North Carolina has grappled with some tough criminal justice issues over the past few years. The enactment and repeal of the Racial Justice Act and the State Bureau of Investigation crime lab scandal top the list, but there have been other issues. It is with a mix of relief and sadness, then, that we note that we are not alone in our struggle.
The New Orleans Times-Picayune reported this week that the parish district attorney dismissed the charges against a man convicted of murdering a police officer’s wife. In his statement, the DA admitted that both the police and the prosecutors involved in the case were guilty of “shameful” misconduct. The accused was freed after spending 34 years in prison for a crime he did not commit.
The officer’s wife was murdered during what looked like a burglary of her home. Her husband was a suspect at one time, but charges were never filed against him. Police picked up the accused, though, and subjected him to an unsettling interrogation.
According to the accused, he was given both drugs and alcohol as police questioned him for four hours. He did confess to the crime, and the two officers took that confession to the DA’s office. They did this in spite of some glaring contradictions in the accused’s statement.

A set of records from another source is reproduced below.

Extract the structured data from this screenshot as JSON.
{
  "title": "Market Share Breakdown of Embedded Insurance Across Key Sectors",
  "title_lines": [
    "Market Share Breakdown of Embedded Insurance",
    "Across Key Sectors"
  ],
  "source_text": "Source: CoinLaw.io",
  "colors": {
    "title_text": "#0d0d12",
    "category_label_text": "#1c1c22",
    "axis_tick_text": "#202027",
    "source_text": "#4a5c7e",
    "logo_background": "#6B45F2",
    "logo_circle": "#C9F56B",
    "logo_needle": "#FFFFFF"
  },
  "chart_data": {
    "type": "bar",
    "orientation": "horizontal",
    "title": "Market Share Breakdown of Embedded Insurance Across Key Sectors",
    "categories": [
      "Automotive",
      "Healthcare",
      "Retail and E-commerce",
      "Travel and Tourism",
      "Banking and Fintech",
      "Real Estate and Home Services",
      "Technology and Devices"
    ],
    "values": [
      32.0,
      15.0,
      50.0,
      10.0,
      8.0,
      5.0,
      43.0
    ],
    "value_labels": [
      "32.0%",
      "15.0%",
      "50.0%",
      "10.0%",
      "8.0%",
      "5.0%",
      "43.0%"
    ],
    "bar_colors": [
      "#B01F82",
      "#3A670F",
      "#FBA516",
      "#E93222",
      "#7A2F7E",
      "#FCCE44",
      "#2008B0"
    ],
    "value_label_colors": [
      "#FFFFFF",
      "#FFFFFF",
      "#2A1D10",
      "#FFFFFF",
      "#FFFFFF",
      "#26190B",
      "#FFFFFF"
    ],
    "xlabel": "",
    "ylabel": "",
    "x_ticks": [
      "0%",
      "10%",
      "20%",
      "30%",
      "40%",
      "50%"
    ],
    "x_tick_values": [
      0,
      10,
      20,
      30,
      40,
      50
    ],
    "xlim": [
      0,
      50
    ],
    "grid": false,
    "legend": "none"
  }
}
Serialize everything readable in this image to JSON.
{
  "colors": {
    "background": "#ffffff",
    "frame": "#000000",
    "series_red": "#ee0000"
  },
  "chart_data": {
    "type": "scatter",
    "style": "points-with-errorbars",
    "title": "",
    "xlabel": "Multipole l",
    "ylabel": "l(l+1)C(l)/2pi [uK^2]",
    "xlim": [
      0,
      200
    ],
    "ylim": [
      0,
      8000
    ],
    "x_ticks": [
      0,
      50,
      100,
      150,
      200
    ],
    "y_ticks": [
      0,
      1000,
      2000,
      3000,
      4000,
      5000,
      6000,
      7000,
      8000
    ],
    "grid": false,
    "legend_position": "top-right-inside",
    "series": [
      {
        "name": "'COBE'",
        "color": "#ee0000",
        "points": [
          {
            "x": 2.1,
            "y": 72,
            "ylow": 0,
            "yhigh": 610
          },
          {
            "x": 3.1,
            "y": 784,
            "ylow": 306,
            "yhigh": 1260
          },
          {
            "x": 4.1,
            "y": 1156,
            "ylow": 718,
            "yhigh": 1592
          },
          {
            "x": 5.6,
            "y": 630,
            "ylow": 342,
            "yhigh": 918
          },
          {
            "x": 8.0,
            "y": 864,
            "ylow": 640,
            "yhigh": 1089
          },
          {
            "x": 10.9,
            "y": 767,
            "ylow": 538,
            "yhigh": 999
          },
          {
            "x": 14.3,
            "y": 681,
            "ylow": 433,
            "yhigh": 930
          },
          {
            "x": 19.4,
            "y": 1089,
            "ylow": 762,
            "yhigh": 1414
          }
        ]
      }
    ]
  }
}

For one, the accused admitted to shooting a man, not a woman. He did not know how many times the victim was shot. He could not say which door he had used to get into the house.
The misconduct did not stop at the interrogation, though. Police were able to locate a murder weapon, and they traced it to two people, neither of them the accused. In addition, officers reported that one of them was in possession of jewelry taken from the victim’s home. This report was put in the file of another investigation. Neither the police nor the prosecution informed the defense attorney of the report.